In such a situation I expect a member agent to provide appropriate advice and direction regarding Tenancy Deposit Scheme dispute resolution and to deal with the deposit negotiations fairly and promptly. Had the member agent done so, I considered it likely that the matter would have been resolved without the need for legal and professional debt recovery action. That they did not and, instead, chose to issue letters provided to them by the landlord in their own name, which caused the Complainants distress, aggravation and inconvenience which could otherwise have been avoided. I, therefore, made an award of £400. 

The Complainants (the tenants) initially stated that they wanted an early release from the tenancy as they wished to relocate. The agent advised the Complainants of their on-going liabilities and the landlord agreed to the early release provided a new tenant could be found. The Complainants then claimed that they were leaving the property due to the agent’s poor management and the lack of communications.

My examination of the agent’s branch file indicated that the agent correctly recorded the Complainants’ maintenance concerns, reported them in a timely manner to the landlord, obtained the required quotes, and instructed appropriate contractors to do the work.

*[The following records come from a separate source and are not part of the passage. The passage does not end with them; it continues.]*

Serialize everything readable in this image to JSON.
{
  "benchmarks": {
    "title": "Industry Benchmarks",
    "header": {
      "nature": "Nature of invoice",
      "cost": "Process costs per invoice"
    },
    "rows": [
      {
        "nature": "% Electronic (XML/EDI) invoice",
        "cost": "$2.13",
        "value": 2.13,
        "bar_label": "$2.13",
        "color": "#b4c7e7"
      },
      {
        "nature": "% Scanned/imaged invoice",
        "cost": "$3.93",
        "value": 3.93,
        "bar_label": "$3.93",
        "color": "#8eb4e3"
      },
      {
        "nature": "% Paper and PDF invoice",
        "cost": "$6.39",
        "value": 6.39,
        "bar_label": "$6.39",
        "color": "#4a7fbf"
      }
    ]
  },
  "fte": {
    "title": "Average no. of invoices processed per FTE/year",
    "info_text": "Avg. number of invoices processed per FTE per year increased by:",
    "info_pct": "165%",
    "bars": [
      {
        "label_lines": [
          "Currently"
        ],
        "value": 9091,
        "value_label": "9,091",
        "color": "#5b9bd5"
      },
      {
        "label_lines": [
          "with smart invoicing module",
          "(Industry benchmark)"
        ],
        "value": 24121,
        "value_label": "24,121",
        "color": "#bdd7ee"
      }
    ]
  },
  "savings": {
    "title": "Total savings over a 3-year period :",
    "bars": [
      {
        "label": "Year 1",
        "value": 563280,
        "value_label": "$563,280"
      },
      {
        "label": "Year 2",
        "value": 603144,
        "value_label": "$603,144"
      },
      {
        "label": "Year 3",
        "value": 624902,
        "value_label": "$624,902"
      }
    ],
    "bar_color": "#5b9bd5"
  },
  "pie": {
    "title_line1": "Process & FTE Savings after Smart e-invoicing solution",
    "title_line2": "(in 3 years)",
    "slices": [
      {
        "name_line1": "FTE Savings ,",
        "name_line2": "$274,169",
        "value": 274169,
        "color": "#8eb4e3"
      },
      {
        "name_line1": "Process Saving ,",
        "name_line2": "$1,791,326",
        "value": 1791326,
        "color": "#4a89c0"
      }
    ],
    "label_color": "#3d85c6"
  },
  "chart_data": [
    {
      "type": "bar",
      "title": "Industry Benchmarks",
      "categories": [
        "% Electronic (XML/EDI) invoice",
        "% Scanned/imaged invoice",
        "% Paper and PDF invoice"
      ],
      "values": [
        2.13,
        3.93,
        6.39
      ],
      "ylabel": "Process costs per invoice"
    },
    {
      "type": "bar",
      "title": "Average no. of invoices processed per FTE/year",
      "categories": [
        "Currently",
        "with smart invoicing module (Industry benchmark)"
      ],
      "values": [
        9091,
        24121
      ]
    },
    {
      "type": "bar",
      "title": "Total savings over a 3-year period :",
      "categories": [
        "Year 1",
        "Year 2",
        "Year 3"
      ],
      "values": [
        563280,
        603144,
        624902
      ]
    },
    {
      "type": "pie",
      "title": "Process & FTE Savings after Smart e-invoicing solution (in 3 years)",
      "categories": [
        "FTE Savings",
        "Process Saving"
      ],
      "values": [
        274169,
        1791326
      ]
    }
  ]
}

I noted that the agent kept the landlord updated as to what was happening but the only recorded contact with the Complainants was their initial call. I was therefore inclined to believe that the Complainants did have to chase the agent to find out what was happening to the reported maintenance issues that they had raised. This caused Christopher Hamerunnecessary aggravation on their part and I therefore made a small award. However, I did not conclude that the agent was responsible for the Complainants’ early departure of the property. This was their decision.


To ensure that you can prove an active approach to dealing with tenant issues, you should keep comprehensive records of all contacts and actions (even if you are not managing the property and are simply contacted by the tenant); and certainly if you are managing the property you must ensure that you relay tenant concerns to the landlord as soon as possible – if the landlord cannot be contacted, fails to act or delays dealing with the matter your responsibility is to keep the tenants advised of the situation and why their concerns are not being addressed.